Der Chemiekonzern BASF und Ørsted haben einen Festpreis-Stromliefervertrag abgeschlossen, der die Abnahme von 186 MW Leistung aus dem von Ørsted geplanten Offshore-Windenergiepark Borkum Riffgrund 3 in der deutschen Nordsee vorsieht.

Der Offshore-Windpark wird eine installierte Gesamtleistung von 900 MW haben und im Jahr 2025 den Betrieb aufnehmen. Ørsted hat dafür kürzlich die Planfeststellung des Bundesamtes für Seeschifffahrt und Hydrographie (BSH) erteilt bekommen.

Emissionen im Chemiekonzern reduzieren

BASF und Ørsted werden über diesen Stromliefervertrag hinaus prüfen, wo in Zukunft gemeinsame Interessen bestehen, um die Reduzierung von Emissionen im Chemiekonzern BASF weiter voranzutreiben. Der vereinbarte Liefervertrag wird dazu beitragen, den erhöhten Strombedarf von BASF durch den Einsatz emissionsarmer Technologien zu decken. BASF will bis 2050 klimaneutral werden.
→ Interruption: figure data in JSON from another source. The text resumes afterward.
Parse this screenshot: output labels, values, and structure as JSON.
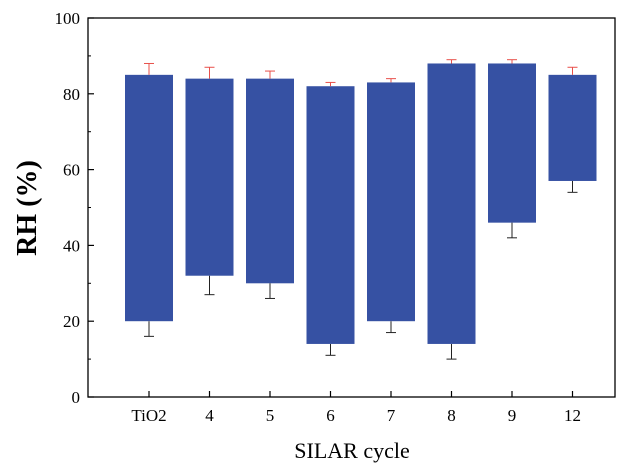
{
  "chart_data": {
    "type": "bar",
    "subtype": "floating-range",
    "categories": [
      "TiO2",
      "4",
      "5",
      "6",
      "7",
      "8",
      "9",
      "12"
    ],
    "series": [
      {
        "low": [
          20,
          32,
          30,
          14,
          20,
          14,
          46,
          57
        ],
        "high": [
          85,
          84,
          84,
          82,
          83,
          88,
          88,
          85
        ],
        "low_error": [
          4,
          5,
          4,
          3,
          3,
          4,
          4,
          3
        ],
        "high_error": [
          3,
          3,
          2,
          1,
          1,
          1,
          1,
          2
        ]
      }
    ],
    "title": "",
    "xlabel": "SILAR cycle",
    "ylabel": "RH (%)",
    "ylim": [
      0,
      100
    ],
    "yticks": [
      0,
      20,
      40,
      60,
      80,
      100
    ],
    "grid": false,
    "legend": "none",
    "colors": {
      "bar": "#3651a3",
      "upper_error": "#e8504a",
      "lower_error": "#222222",
      "axis": "#000000"
    }
  }
}
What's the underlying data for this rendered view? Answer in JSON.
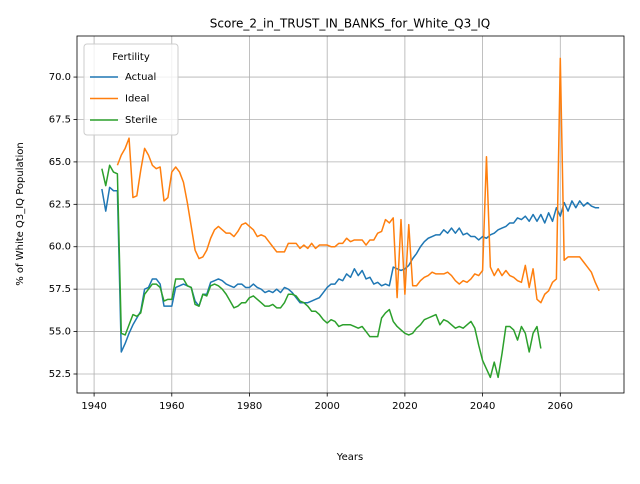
{
  "chart_data": {
    "type": "line",
    "title": "Score_2_in_TRUST_IN_BANKS_for_White_Q3_IQ",
    "xlabel": "Years",
    "ylabel": "% of White Q3_IQ Population",
    "legend_title": "Fertility",
    "legend_loc": "upper left",
    "grid": true,
    "xlim": [
      1935.6,
      2076.4
    ],
    "ylim": [
      51.38,
      72.42
    ],
    "xticks": [
      1940,
      1960,
      1980,
      2000,
      2020,
      2040,
      2060
    ],
    "yticks": [
      52.5,
      {
        "value": 55,
        "label": "55.0"
      },
      57.5,
      {
        "value": 60,
        "label": "60.0"
      },
      62.5,
      {
        "value": 65,
        "label": "65.0"
      },
      67.5,
      {
        "value": 70,
        "label": "70.0"
      }
    ],
    "x": [
      1942,
      1943,
      1944,
      1945,
      1946,
      1947,
      1948,
      1949,
      1950,
      1951,
      1952,
      1953,
      1954,
      1955,
      1956,
      1957,
      1958,
      1959,
      1960,
      1961,
      1962,
      1963,
      1964,
      1965,
      1966,
      1967,
      1968,
      1969,
      1970,
      1971,
      1972,
      1973,
      1974,
      1975,
      1976,
      1977,
      1978,
      1979,
      1980,
      1981,
      1982,
      1983,
      1984,
      1985,
      1986,
      1987,
      1988,
      1989,
      1990,
      1991,
      1992,
      1993,
      1994,
      1995,
      1996,
      1997,
      1998,
      1999,
      2000,
      2001,
      2002,
      2003,
      2004,
      2005,
      2006,
      2007,
      2008,
      2009,
      2010,
      2011,
      2012,
      2013,
      2014,
      2015,
      2016,
      2017,
      2018,
      2019,
      2020,
      2021,
      2022,
      2023,
      2024,
      2025,
      2026,
      2027,
      2028,
      2029,
      2030,
      2031,
      2032,
      2033,
      2034,
      2035,
      2036,
      2037,
      2038,
      2039,
      2040,
      2041,
      2042,
      2043,
      2044,
      2045,
      2046,
      2047,
      2048,
      2049,
      2050,
      2051,
      2052,
      2053,
      2054,
      2055,
      2056,
      2057,
      2058,
      2059,
      2060,
      2061,
      2062,
      2063,
      2064,
      2065,
      2066,
      2067,
      2068,
      2069,
      2070
    ],
    "series": [
      {
        "name": "Actual",
        "color": "#1f77b4",
        "values": [
          63.4,
          62.1,
          63.5,
          63.3,
          63.3,
          53.8,
          54.3,
          54.9,
          55.4,
          55.8,
          56.2,
          57.5,
          57.6,
          58.1,
          58.1,
          57.8,
          56.5,
          56.5,
          56.5,
          57.6,
          57.7,
          57.8,
          57.7,
          57.6,
          56.8,
          56.5,
          57.2,
          57.2,
          57.9,
          58.0,
          58.1,
          58.0,
          57.8,
          57.7,
          57.6,
          57.8,
          57.8,
          57.6,
          57.6,
          57.8,
          57.6,
          57.5,
          57.3,
          57.4,
          57.3,
          57.5,
          57.3,
          57.6,
          57.5,
          57.3,
          57.0,
          56.7,
          56.7,
          56.7,
          56.8,
          56.9,
          57.0,
          57.3,
          57.6,
          57.8,
          57.8,
          58.1,
          58.0,
          58.4,
          58.2,
          58.7,
          58.3,
          58.6,
          58.1,
          58.2,
          57.8,
          57.9,
          57.7,
          57.8,
          57.7,
          58.8,
          58.7,
          58.6,
          58.7,
          58.9,
          59.3,
          59.6,
          60.0,
          60.3,
          60.5,
          60.6,
          60.7,
          60.7,
          61.0,
          60.8,
          61.1,
          60.8,
          61.1,
          60.7,
          60.8,
          60.6,
          60.6,
          60.4,
          60.6,
          60.5,
          60.7,
          60.8,
          61.0,
          61.1,
          61.2,
          61.4,
          61.4,
          61.7,
          61.6,
          61.8,
          61.5,
          61.9,
          61.5,
          61.9,
          61.4,
          62.0,
          61.5,
          62.3,
          61.8,
          62.6,
          62.1,
          62.7,
          62.3,
          62.7,
          62.4,
          62.6,
          62.4,
          62.3,
          62.3
        ]
      },
      {
        "name": "Ideal",
        "color": "#ff7f0e",
        "values": [
          null,
          null,
          null,
          null,
          64.8,
          65.4,
          65.8,
          66.4,
          62.9,
          63.0,
          64.5,
          65.8,
          65.4,
          64.8,
          64.6,
          64.7,
          62.7,
          62.9,
          64.4,
          64.7,
          64.4,
          63.8,
          62.6,
          61.2,
          59.8,
          59.3,
          59.4,
          59.8,
          60.5,
          61.0,
          61.2,
          61.0,
          60.8,
          60.8,
          60.6,
          60.9,
          61.3,
          61.4,
          61.2,
          61.0,
          60.6,
          60.7,
          60.6,
          60.3,
          60.0,
          59.7,
          59.7,
          59.7,
          60.2,
          60.2,
          60.2,
          59.9,
          60.1,
          59.9,
          60.2,
          59.9,
          60.1,
          60.1,
          60.1,
          60.0,
          60.0,
          60.2,
          60.2,
          60.5,
          60.3,
          60.4,
          60.4,
          60.4,
          60.1,
          60.4,
          60.4,
          60.8,
          60.9,
          61.6,
          61.4,
          61.7,
          57.0,
          61.6,
          57.2,
          61.3,
          57.7,
          57.7,
          58.0,
          58.2,
          58.3,
          58.5,
          58.4,
          58.4,
          58.4,
          58.5,
          58.3,
          58.0,
          57.8,
          58.0,
          57.9,
          58.1,
          58.4,
          58.3,
          58.6,
          65.3,
          58.8,
          58.3,
          58.7,
          58.3,
          58.6,
          58.3,
          58.2,
          58.0,
          57.9,
          58.9,
          57.6,
          58.7,
          56.9,
          56.7,
          57.2,
          57.4,
          57.9,
          58.1,
          71.1,
          59.2,
          59.4,
          59.4,
          59.4,
          59.4,
          59.1,
          58.8,
          58.5,
          57.9,
          57.4
        ]
      },
      {
        "name": "Sterile",
        "color": "#2ca02c",
        "values": [
          64.6,
          63.6,
          64.8,
          64.4,
          64.3,
          54.9,
          54.8,
          55.4,
          56.0,
          55.9,
          56.1,
          57.2,
          57.5,
          57.8,
          57.8,
          57.6,
          56.8,
          56.9,
          56.9,
          58.1,
          58.1,
          58.1,
          57.7,
          57.6,
          56.6,
          56.5,
          57.2,
          57.1,
          57.7,
          57.8,
          57.7,
          57.5,
          57.2,
          56.8,
          56.4,
          56.5,
          56.7,
          56.7,
          57.0,
          57.1,
          56.9,
          56.7,
          56.5,
          56.5,
          56.6,
          56.4,
          56.4,
          56.7,
          57.2,
          57.2,
          57.1,
          56.8,
          56.7,
          56.5,
          56.2,
          56.2,
          56.0,
          55.7,
          55.5,
          55.7,
          55.6,
          55.3,
          55.4,
          55.4,
          55.4,
          55.3,
          55.2,
          55.3,
          55.0,
          54.7,
          54.7,
          54.7,
          55.8,
          56.1,
          56.3,
          55.6,
          55.3,
          55.1,
          54.9,
          54.8,
          54.9,
          55.2,
          55.4,
          55.7,
          55.8,
          55.9,
          56.0,
          55.4,
          55.7,
          55.6,
          55.4,
          55.2,
          55.3,
          55.2,
          55.4,
          55.6,
          55.2,
          54.2,
          53.3,
          52.8,
          52.3,
          53.2,
          52.3,
          53.7,
          55.3,
          55.3,
          55.1,
          54.5,
          55.3,
          54.9,
          53.8,
          54.9,
          55.3,
          54.0,
          null,
          null,
          null,
          null,
          null,
          null,
          null,
          null,
          null,
          null,
          null,
          null,
          null,
          null,
          null
        ]
      }
    ]
  }
}
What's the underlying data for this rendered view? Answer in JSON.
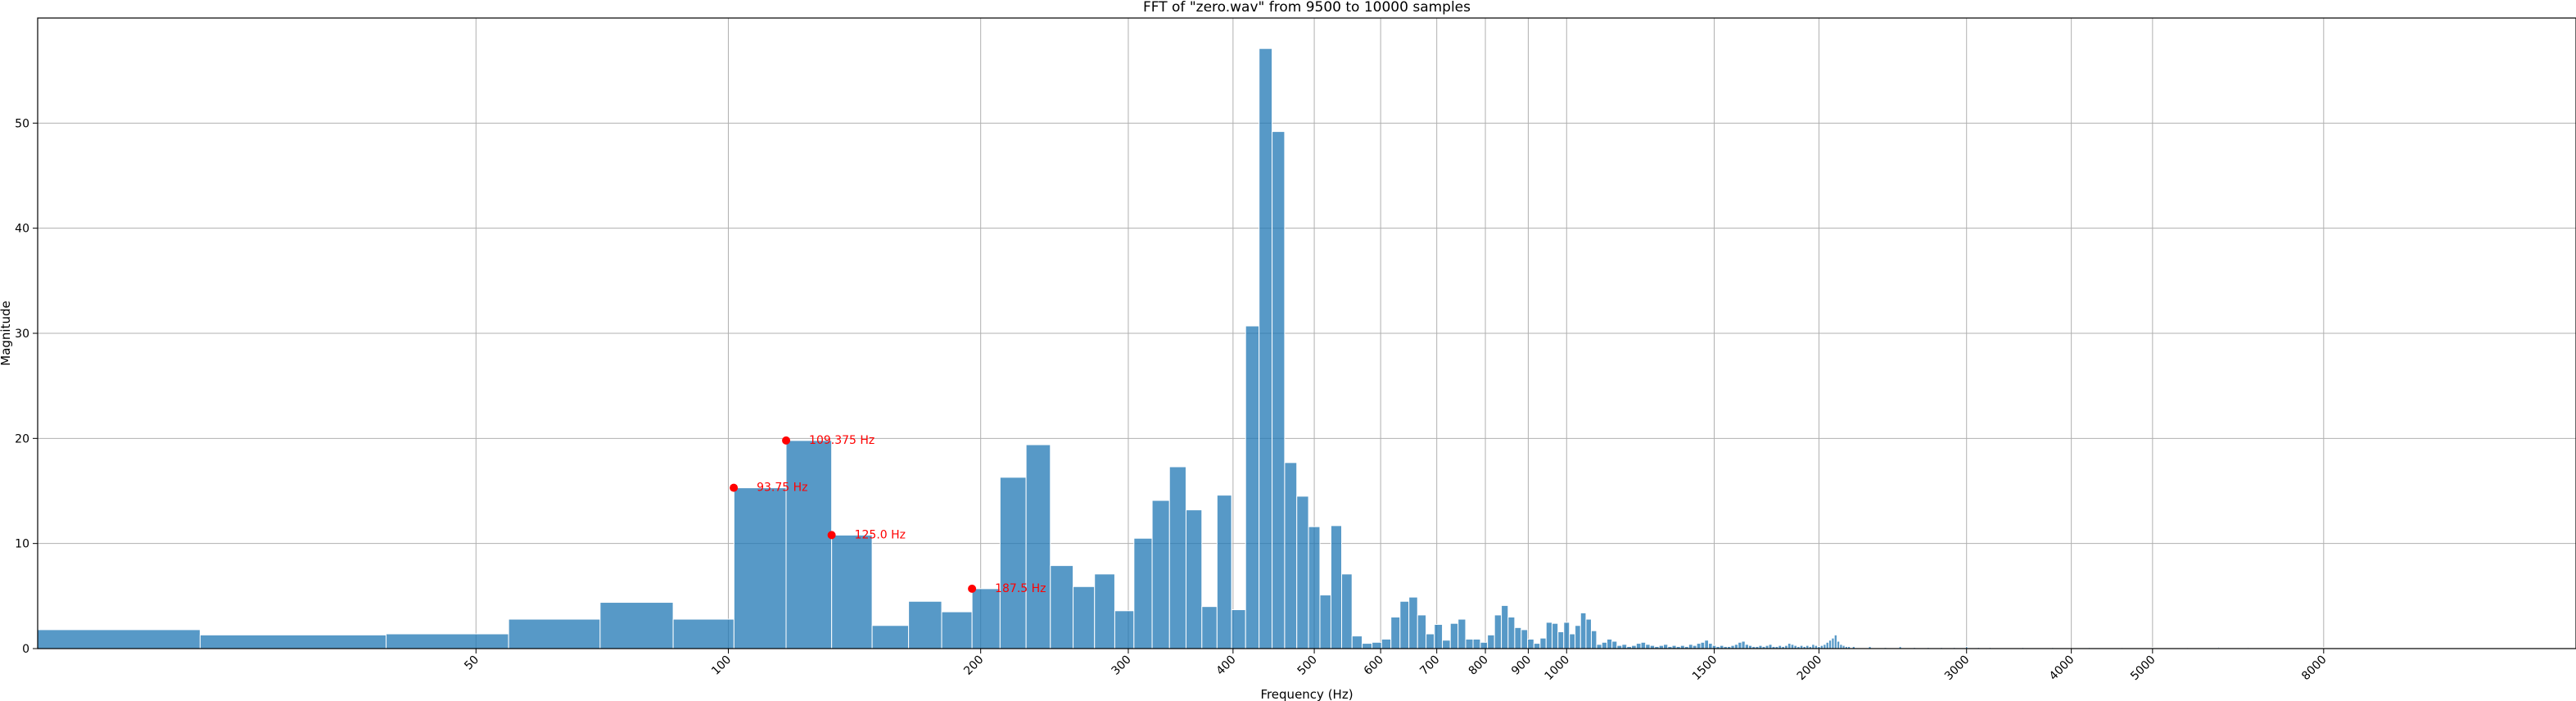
{
  "chart_data": {
    "type": "bar",
    "title": "FFT of \"zero.wav\" from 9500 to 10000 samples",
    "xlabel": "Frequency (Hz)",
    "ylabel": "Magnitude",
    "x_scale": "log",
    "xlim": [
      15,
      16000
    ],
    "ylim": [
      0,
      60
    ],
    "grid": true,
    "color": "#1f77b4",
    "bin_width_hz": 15.625,
    "x_ticks": [
      50,
      100,
      200,
      300,
      400,
      500,
      600,
      700,
      800,
      900,
      1000,
      1500,
      2000,
      3000,
      4000,
      5000,
      8000
    ],
    "y_ticks": [
      0,
      10,
      20,
      30,
      40,
      50
    ],
    "bins": [
      [
        15.625,
        1.8
      ],
      [
        31.25,
        1.3
      ],
      [
        46.875,
        1.4
      ],
      [
        62.5,
        2.8
      ],
      [
        78.125,
        4.4
      ],
      [
        93.75,
        2.8
      ],
      [
        109.375,
        15.3
      ],
      [
        125.0,
        19.8
      ],
      [
        140.625,
        10.8
      ],
      [
        156.25,
        2.2
      ],
      [
        171.875,
        4.5
      ],
      [
        187.5,
        3.5
      ],
      [
        203.125,
        5.7
      ],
      [
        218.75,
        16.3
      ],
      [
        234.375,
        19.4
      ],
      [
        250.0,
        7.9
      ],
      [
        265.625,
        5.9
      ],
      [
        281.25,
        7.1
      ],
      [
        296.875,
        3.6
      ],
      [
        312.5,
        10.5
      ],
      [
        328.125,
        14.1
      ],
      [
        343.75,
        17.3
      ],
      [
        359.375,
        13.2
      ],
      [
        375.0,
        4.0
      ],
      [
        390.625,
        14.6
      ],
      [
        406.25,
        3.7
      ],
      [
        421.875,
        30.7
      ],
      [
        437.5,
        57.1
      ],
      [
        453.125,
        49.2
      ],
      [
        468.75,
        17.7
      ],
      [
        484.375,
        14.5
      ],
      [
        500.0,
        11.6
      ],
      [
        515.625,
        5.1
      ],
      [
        531.25,
        11.7
      ],
      [
        546.875,
        7.1
      ],
      [
        562.5,
        1.2
      ],
      [
        578.125,
        0.5
      ],
      [
        593.75,
        0.6
      ],
      [
        609.375,
        0.9
      ],
      [
        625.0,
        3.0
      ],
      [
        640.625,
        4.5
      ],
      [
        656.25,
        4.9
      ],
      [
        671.875,
        3.2
      ],
      [
        687.5,
        1.4
      ],
      [
        703.125,
        2.3
      ],
      [
        718.75,
        0.8
      ],
      [
        734.375,
        2.4
      ],
      [
        750.0,
        2.8
      ],
      [
        765.625,
        0.9
      ],
      [
        781.25,
        0.9
      ],
      [
        796.875,
        0.6
      ],
      [
        812.5,
        1.3
      ],
      [
        828.125,
        3.2
      ],
      [
        843.75,
        4.1
      ],
      [
        859.375,
        3.0
      ],
      [
        875.0,
        2.0
      ],
      [
        890.625,
        1.8
      ],
      [
        906.25,
        0.9
      ],
      [
        921.875,
        0.5
      ],
      [
        937.5,
        1.0
      ],
      [
        953.125,
        2.5
      ],
      [
        968.75,
        2.4
      ],
      [
        984.375,
        1.6
      ],
      [
        1000.0,
        2.5
      ],
      [
        1015.625,
        1.4
      ],
      [
        1031.25,
        2.2
      ],
      [
        1046.875,
        3.4
      ],
      [
        1062.5,
        2.8
      ],
      [
        1078.125,
        1.7
      ],
      [
        1093.75,
        0.4
      ],
      [
        1109.375,
        0.6
      ],
      [
        1125.0,
        0.9
      ],
      [
        1140.625,
        0.7
      ],
      [
        1156.25,
        0.3
      ],
      [
        1171.875,
        0.4
      ],
      [
        1187.5,
        0.2
      ],
      [
        1203.125,
        0.3
      ],
      [
        1218.75,
        0.5
      ],
      [
        1234.375,
        0.6
      ],
      [
        1250.0,
        0.4
      ],
      [
        1265.625,
        0.3
      ],
      [
        1281.25,
        0.2
      ],
      [
        1296.875,
        0.3
      ],
      [
        1312.5,
        0.4
      ],
      [
        1328.125,
        0.2
      ],
      [
        1343.75,
        0.3
      ],
      [
        1359.375,
        0.2
      ],
      [
        1375.0,
        0.3
      ],
      [
        1390.625,
        0.2
      ],
      [
        1406.25,
        0.4
      ],
      [
        1421.875,
        0.3
      ],
      [
        1437.5,
        0.5
      ],
      [
        1453.125,
        0.6
      ],
      [
        1468.75,
        0.8
      ],
      [
        1484.375,
        0.5
      ],
      [
        1500.0,
        0.3
      ],
      [
        1515.625,
        0.2
      ],
      [
        1531.25,
        0.3
      ],
      [
        1546.875,
        0.2
      ],
      [
        1562.5,
        0.2
      ],
      [
        1578.125,
        0.3
      ],
      [
        1593.75,
        0.4
      ],
      [
        1609.375,
        0.6
      ],
      [
        1625.0,
        0.7
      ],
      [
        1640.625,
        0.4
      ],
      [
        1656.25,
        0.3
      ],
      [
        1671.875,
        0.2
      ],
      [
        1687.5,
        0.2
      ],
      [
        1703.125,
        0.3
      ],
      [
        1718.75,
        0.2
      ],
      [
        1734.375,
        0.3
      ],
      [
        1750.0,
        0.4
      ],
      [
        1765.625,
        0.2
      ],
      [
        1781.25,
        0.2
      ],
      [
        1796.875,
        0.3
      ],
      [
        1812.5,
        0.2
      ],
      [
        1828.125,
        0.3
      ],
      [
        1843.75,
        0.5
      ],
      [
        1859.375,
        0.4
      ],
      [
        1875.0,
        0.3
      ],
      [
        1890.625,
        0.2
      ],
      [
        1906.25,
        0.3
      ],
      [
        1921.875,
        0.2
      ],
      [
        1937.5,
        0.3
      ],
      [
        1953.125,
        0.2
      ],
      [
        1968.75,
        0.4
      ],
      [
        1984.375,
        0.3
      ],
      [
        2000.0,
        0.2
      ],
      [
        2015.625,
        0.3
      ],
      [
        2031.25,
        0.4
      ],
      [
        2046.875,
        0.6
      ],
      [
        2062.5,
        0.8
      ],
      [
        2078.125,
        1.0
      ],
      [
        2093.75,
        1.3
      ],
      [
        2109.375,
        0.7
      ],
      [
        2125.0,
        0.4
      ],
      [
        2140.625,
        0.3
      ],
      [
        2156.25,
        0.2
      ],
      [
        2171.875,
        0.2
      ],
      [
        2200,
        0.2
      ],
      [
        2300,
        0.2
      ],
      [
        2400,
        0.1
      ],
      [
        2500,
        0.2
      ],
      [
        2600,
        0.1
      ],
      [
        2700,
        0.1
      ],
      [
        2800,
        0.1
      ],
      [
        2900,
        0.1
      ],
      [
        3000,
        0.2
      ],
      [
        3100,
        0.1
      ],
      [
        3200,
        0.1
      ],
      [
        3500,
        0.1
      ],
      [
        3800,
        0.1
      ],
      [
        4200,
        0.1
      ],
      [
        4600,
        0.1
      ],
      [
        5000,
        0.1
      ],
      [
        5500,
        0.1
      ],
      [
        6000,
        0.2
      ],
      [
        6500,
        0.2
      ],
      [
        7000,
        0.1
      ],
      [
        7500,
        0.1
      ],
      [
        8000,
        0.1
      ],
      [
        8500,
        0.1
      ],
      [
        9000,
        0.1
      ],
      [
        10000,
        0.1
      ],
      [
        11000,
        0.1
      ],
      [
        12000,
        0.1
      ],
      [
        13000,
        0.1
      ],
      [
        14000,
        0.1
      ],
      [
        15000,
        0.1
      ]
    ],
    "annotations": [
      {
        "x": 101.5,
        "y": 15.3,
        "text": "93.75 Hz"
      },
      {
        "x": 117.2,
        "y": 19.8,
        "text": "109.375 Hz"
      },
      {
        "x": 132.8,
        "y": 10.8,
        "text": "125.0 Hz"
      },
      {
        "x": 195.3,
        "y": 5.7,
        "text": "187.5 Hz"
      }
    ]
  }
}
Der Vertrag hat eine Laufzeit von 25 Jahren und ist damit das längste bisher angekündigte Corporate Power Purchase Agreement im Bereich der Offshore-Windenergie. Diese Vereinbarung ist ein wichtiger Schritt für Ørsted, um die bis Ende 2021 erwartete endgültige Investitionsentscheidung für Borkum Riffgrund 3 zu treffen.

Zuverlässige Offshore-Windenergie

Borkum Riffgrund 3 war der erste große Offshore-Windpark der Welt, der den Zuschlag mit einem Nullgebot im Ausschreibungsverfahren erhalten hat. Ermöglicht wurde dies durch mehrere Faktoren, welche die Kosten positiv beeinflussen. Dazu zählen die Installation von modernsten Windenergieanlagen, die sehr günstigen Standortbedingungen mit hohen Windgeschwindigkeiten sowie zu erwartende verlässliche Einnahmen durch Stromabnahmeverträge mit Industriepartnern wie zum Beispiel BASF.

„Die Liefervereinbarung mit Ørsted ist ein wichtiger Schritt, um zusätzliche Mengen erneuerbarer Energie für BASF zu sichern“, sagt Dr. Martin Brudermüller, Vorstandsvorsitzender der BASF SE. „Wir wollen unsere CO2-Emissionen bis 2030 um 25 % im Vergleich zu 2018 reduzieren. Um dieses ehrgeizige Ziel zu erreichen, müssen wir große Mengen an fossiler Energie durch erneuerbare Energien ersetzen. Ørsted kann uns durch den Bau neuer Windparks bei unserer Energietransformation unterstützen.“

„Ørsted und BASF sind gemeinsam der Ansicht, dass emissionsfreie Technologien wie großflächige Offshore-Windenergiekraftparks eine wichtige Rolle bei der Emissionsreduzierung in der chemischen Industrie spielen können“, so die beiden Vorstandsvorsitzenden Brudermüller und Nipper.